08/10/2016 15:56
Le Nobel décerné au président Juan Manuel Santos exprime un fort soutien de la communauté internationale à cet homme déterminé à clore le conflit armé, mais envoie aussi un message à tous les Colombiens afin qu'ils parviennent enfin à faire la paix.
>>Le Nobel de la paix au président colombien Santos

Le président colombien Juan Manuel Santos, le 29 juillet 2016 lors d'un discours. Photo : AFP/VNA/CVN

"C'est un énorme et impressionnant soutien au président", estime l'expert en conflits armés Ariel Avila. Mais "c'est une pression aussi sur les partisans du "Non" et différents secteurs afin qu'ils ne retardent pas la feuille de route" du processus de paix jusqu'à l'élection présidentielle de 2018, a déclaré cet analyste de la fondation Paix et Réconciliation.

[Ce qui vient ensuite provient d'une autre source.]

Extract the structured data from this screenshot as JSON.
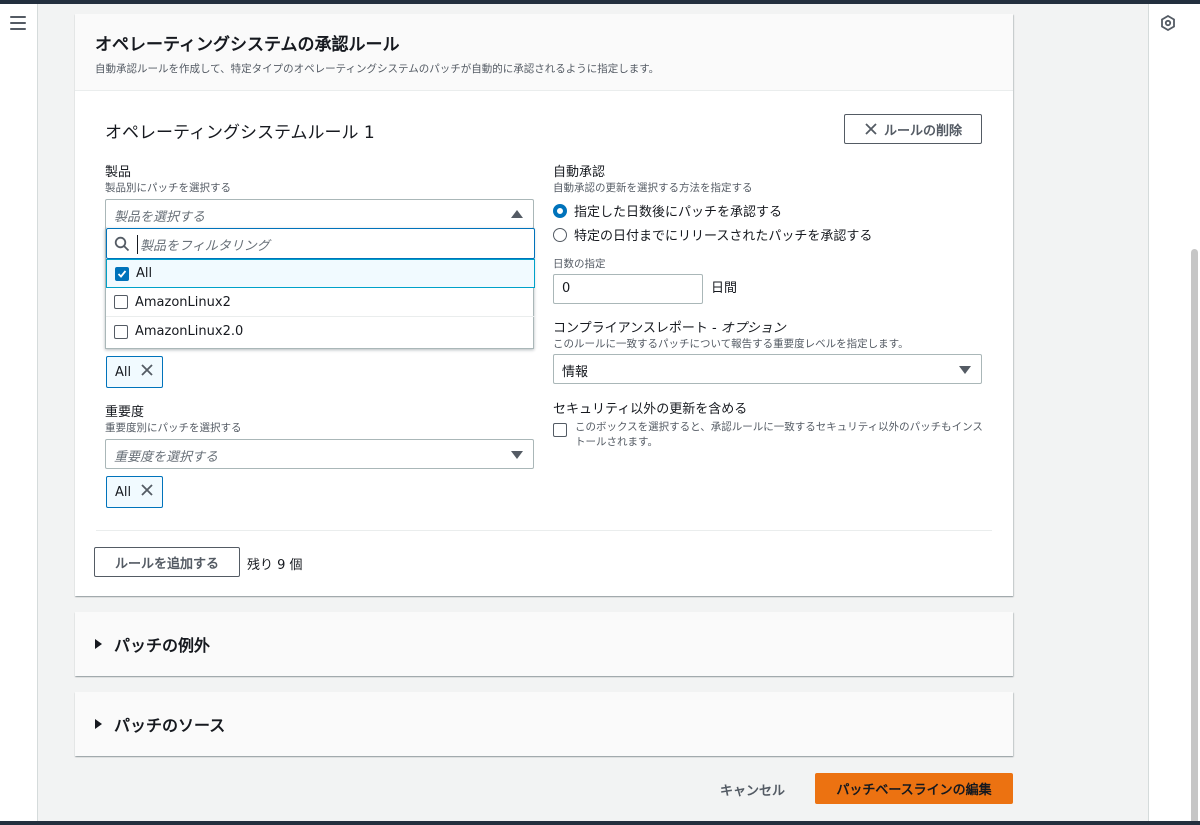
{
  "section": {
    "title": "オペレーティングシステムの承認ルール",
    "description": "自動承認ルールを作成して、特定タイプのオペレーティングシステムのパッチが自動的に承認されるように指定します。"
  },
  "rule": {
    "title": "オペレーティングシステムルール 1",
    "delete_label": "ルールの削除"
  },
  "product": {
    "label": "製品",
    "sublabel": "製品別にパッチを選択する",
    "placeholder": "製品を選択する",
    "filter_placeholder": "製品をフィルタリング",
    "options": [
      {
        "label": "All",
        "checked": true
      },
      {
        "label": "AmazonLinux2",
        "checked": false
      },
      {
        "label": "AmazonLinux2.0",
        "checked": false
      }
    ],
    "token": "All"
  },
  "severity": {
    "label": "重要度",
    "sublabel": "重要度別にパッチを選択する",
    "placeholder": "重要度を選択する",
    "token": "All"
  },
  "auto_approval": {
    "label": "自動承認",
    "sublabel": "自動承認の更新を選択する方法を指定する",
    "options": [
      {
        "label": "指定した日数後にパッチを承認する",
        "selected": true
      },
      {
        "label": "特定の日付までにリリースされたパッチを承認する",
        "selected": false
      }
    ],
    "days_label": "日数の指定",
    "days_value": "0",
    "days_unit": "日間"
  },
  "compliance": {
    "label": "コンプライアンスレポート - ",
    "label_optional": "オプション",
    "sublabel": "このルールに一致するパッチについて報告する重要度レベルを指定します。",
    "value": "情報"
  },
  "non_security": {
    "label": "セキュリティ以外の更新を含める",
    "checkbox_text": "このボックスを選択すると、承認ルールに一致するセキュリティ以外のパッチもインストールされます。",
    "checked": false
  },
  "add_rule": {
    "label": "ルールを追加する",
    "remaining": "残り 9 個"
  },
  "sections": {
    "exceptions": "パッチの例外",
    "sources": "パッチのソース"
  },
  "footer": {
    "cancel": "キャンセル",
    "submit": "パッチベースラインの編集"
  },
  "colors": {
    "primary": "#ec7211",
    "accent": "#0073bb"
  }
}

Santos a pris des risques en soumettant à référendum l'accord de paix signé le 26 septembre avec la guérilla marxiste des Forces armées révolutionnaires de Colombie (Farc). Rien ne l'obligeait légalement à convoquer cette consultation à laquelle il tenait cependant afin de donner "la plus large légitimité" possible à la paix.

Mais, en dépit des sondages donnant le "Oui" largement gagnant, c'est le "Non" qui l'a emporté le 2 octobre, d'une courte tête avec 50,2% des voix, lors d'un scrutin marqué par un taux d'abstention record de plus de 62%.

Bien plus qu'un prix de consolation

Pour l'analyste français Frédéric Massé, ce Nobel "est beaucoup plus qu'un prix de consolation. C'est vraiment un message aux Colombiens pour continuer à négocier et essayer de prendre une position" pour terminer la confrontation avec les Farc, principale guérilla du pays, issue en 1964 d'une insurrection paysanne et qui compte encore 5.765 combattants armés.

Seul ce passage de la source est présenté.